Information Extractable from the Provided Document:
1. A table of acceptance criteria and the reported device performance:
The acceptance for this device is based on "substantial equivalence" to a legally marketed predicate device. The document does not describe performance metrics in the way one would for an AI/algorithm-based device (e.g., accuracy, sensitivity, specificity). Instead, it compares the physical, optical, and chemical properties, material, indications for use, and method of manufacture to the predicate device. The "acceptance criteria" here are effectively that these characteristics are sufficiently similar to the predicate to establish substantial equivalence.
| Parameter | Acceptance Criteria (Predicate Device: Flexlens Hydrophilic Contact Lens for Daily Wear) | Reported Device Performance (Specialty 42 Hydrophilic Contact Lens for Daily Wear) |
|---|---|---|
| Material | hefilcon A | hefilcon A |
| Indication for Use | myopia, hyperopia and astigmatism | myopia and hyperopia (Note: Toric version also covers astigmatism) |
| Water Content | 42% | 42% |
| Light Transmittance | >95% | >95% |
| Dk (35° C) | 13.13 X 10-11 | 13.25 X 10-11 |
| Powers | +20.00 to -20.00 Diopters | +20.00 to -20.00 Diopters |
| Color | clear | clear and blue visibility |
| Specific Gravity | 1.044 | 1.031 |
| Refractive Index | 1.413 | 1.417 |
| Method of Manufacture | Lathe cut | Lathe cut |
| FDA Material Grouping | Group 1 (low water, non-ionic polymers) | Group 1 (low water, non-ionic polymers) |
| Disinfection Systems | (Implicitly similar for Group 1 material) | Heat, chemical or hydrogen peroxide disinfection systems |
| Wear Modality | Daily Wear | Daily Wear |
| Replacement Program | (Implicitly similar for Daily Wear) | Frequent Replacement program with scheduled replacement |
2. Sample sized used for the test set and the data provenance:
Not applicable. This is a contact lens submission based on substantial equivalence, not an AI/algorithm study with test sets and data provenance.
3. Number of experts used to establish the ground truth for the test set and the qualifications of those experts:
Not applicable. Ground truth for a test set is not mentioned as this is a device clearance based on substantial equivalence.
4. Adjudication method (e.g. 2+1, 3+1, none) for the test set:
Not applicable.
5. If a multi reader multi case (MRMC) comparative effectiveness study was done, If so, what was the effect size of how much human readers improve with AI vs without AI assistance:
Not applicable. This is not an AI-assisted device.
6. If a standalone (i.e. algorithm only without human-in-the-loop performance) was done:
Not applicable. This is not an algorithm-only device.
7. The type of ground truth used (expert consensus, pathology, outcomes data, etc):
For this type of device (contact lens), the "ground truth" for "acceptance" is its physical, chemical, and optical properties and its intended use, which are verified against a predicate device and established material classifications (e.g., FDA Group 1 for materials). There isn't a "ground truth" in the diagnostic or prognostic sense.
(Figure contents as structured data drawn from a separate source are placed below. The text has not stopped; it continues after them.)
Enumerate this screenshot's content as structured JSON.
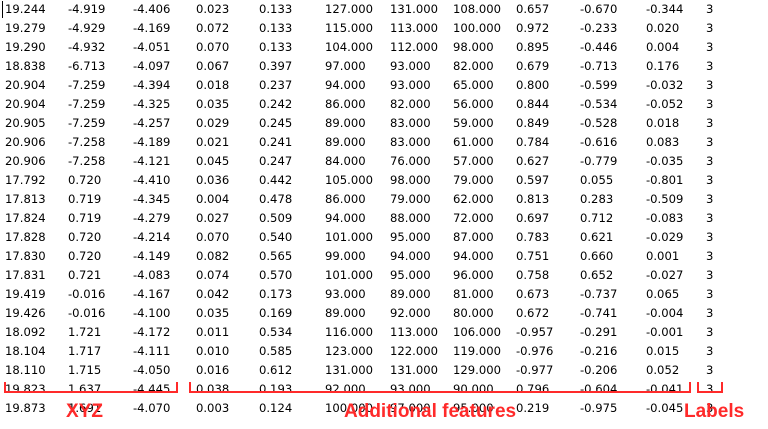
{
  "rows": [
    [
      "19.244",
      "-4.919",
      "-4.406",
      "0.023",
      "0.133",
      "127.000",
      "131.000",
      "108.000",
      "0.657",
      "-0.670",
      "-0.344",
      "3"
    ],
    [
      "19.279",
      "-4.929",
      "-4.169",
      "0.072",
      "0.133",
      "115.000",
      "113.000",
      "100.000",
      "0.972",
      "-0.233",
      "0.020",
      "3"
    ],
    [
      "19.290",
      "-4.932",
      "-4.051",
      "0.070",
      "0.133",
      "104.000",
      "112.000",
      "98.000",
      "0.895",
      "-0.446",
      "0.004",
      "3"
    ],
    [
      "18.838",
      "-6.713",
      "-4.097",
      "0.067",
      "0.397",
      "97.000",
      "93.000",
      "82.000",
      "0.679",
      "-0.713",
      "0.176",
      "3"
    ],
    [
      "20.904",
      "-7.259",
      "-4.394",
      "0.018",
      "0.237",
      "94.000",
      "93.000",
      "65.000",
      "0.800",
      "-0.599",
      "-0.032",
      "3"
    ],
    [
      "20.904",
      "-7.259",
      "-4.325",
      "0.035",
      "0.242",
      "86.000",
      "82.000",
      "56.000",
      "0.844",
      "-0.534",
      "-0.052",
      "3"
    ],
    [
      "20.905",
      "-7.259",
      "-4.257",
      "0.029",
      "0.245",
      "89.000",
      "83.000",
      "59.000",
      "0.849",
      "-0.528",
      "0.018",
      "3"
    ],
    [
      "20.906",
      "-7.258",
      "-4.189",
      "0.021",
      "0.241",
      "89.000",
      "83.000",
      "61.000",
      "0.784",
      "-0.616",
      "0.083",
      "3"
    ],
    [
      "20.906",
      "-7.258",
      "-4.121",
      "0.045",
      "0.247",
      "84.000",
      "76.000",
      "57.000",
      "0.627",
      "-0.779",
      "-0.035",
      "3"
    ],
    [
      "17.792",
      "0.720",
      "-4.410",
      "0.036",
      "0.442",
      "105.000",
      "98.000",
      "79.000",
      "0.597",
      "0.055",
      "-0.801",
      "3"
    ],
    [
      "17.813",
      "0.719",
      "-4.345",
      "0.004",
      "0.478",
      "86.000",
      "79.000",
      "62.000",
      "0.813",
      "0.283",
      "-0.509",
      "3"
    ],
    [
      "17.824",
      "0.719",
      "-4.279",
      "0.027",
      "0.509",
      "94.000",
      "88.000",
      "72.000",
      "0.697",
      "0.712",
      "-0.083",
      "3"
    ],
    [
      "17.828",
      "0.720",
      "-4.214",
      "0.070",
      "0.540",
      "101.000",
      "95.000",
      "87.000",
      "0.783",
      "0.621",
      "-0.029",
      "3"
    ],
    [
      "17.830",
      "0.720",
      "-4.149",
      "0.082",
      "0.565",
      "99.000",
      "94.000",
      "94.000",
      "0.751",
      "0.660",
      "0.001",
      "3"
    ],
    [
      "17.831",
      "0.721",
      "-4.083",
      "0.074",
      "0.570",
      "101.000",
      "95.000",
      "96.000",
      "0.758",
      "0.652",
      "-0.027",
      "3"
    ],
    [
      "19.419",
      "-0.016",
      "-4.167",
      "0.042",
      "0.173",
      "93.000",
      "89.000",
      "81.000",
      "0.673",
      "-0.737",
      "0.065",
      "3"
    ],
    [
      "19.426",
      "-0.016",
      "-4.100",
      "0.035",
      "0.169",
      "89.000",
      "92.000",
      "80.000",
      "0.672",
      "-0.741",
      "-0.004",
      "3"
    ],
    [
      "18.092",
      "1.721",
      "-4.172",
      "0.011",
      "0.534",
      "116.000",
      "113.000",
      "106.000",
      "-0.957",
      "-0.291",
      "-0.001",
      "3"
    ],
    [
      "18.104",
      "1.717",
      "-4.111",
      "0.010",
      "0.585",
      "123.000",
      "122.000",
      "119.000",
      "-0.976",
      "-0.216",
      "0.015",
      "3"
    ],
    [
      "18.110",
      "1.715",
      "-4.050",
      "0.016",
      "0.612",
      "131.000",
      "131.000",
      "129.000",
      "-0.977",
      "-0.206",
      "0.052",
      "3"
    ],
    [
      "19.823",
      "1.637",
      "-4.445",
      "0.038",
      "0.193",
      "92.000",
      "93.000",
      "90.000",
      "0.796",
      "-0.604",
      "-0.041",
      "3"
    ],
    [
      "19.873",
      "1.691",
      "-4.070",
      "0.003",
      "0.124",
      "100.000",
      "97.000",
      "95.000",
      "0.219",
      "-0.975",
      "-0.045",
      "3"
    ]
  ],
  "groups": {
    "xyz": "XYZ",
    "features": "Additional features",
    "labels": "Labels"
  },
  "accent_color": "#ff2a2a"
}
8. The sample size for the training set:
Not applicable. This is not an AI/machine learning device requiring a training set.
9. How the ground truth for the training set was established:
Not applicable.
§ 886.5925 Soft (hydrophilic) contact lens.
(a)
Identification. A soft (hydrophilic) contact lens is a device intended to be worn directly against the cornea and adjacent limbal and scleral areas of the eye to correct vision conditions or act as a therapeutic bandage. The device is made of various polymer materials the main polymer molecules of which absorb or attract a certain volume (percentage) of water.(b)
Classification. (1) Class II if the device is intended for daily wear only.(2) Class III if the device is intended for extended wear.
(c)
Date PMA or notice of completion of a PDP is required. As of May 28, 1976, an approval under section 515 of the act is required before a device described in paragraph (b)(2) of this section may be commercially distributed. See § 886.3.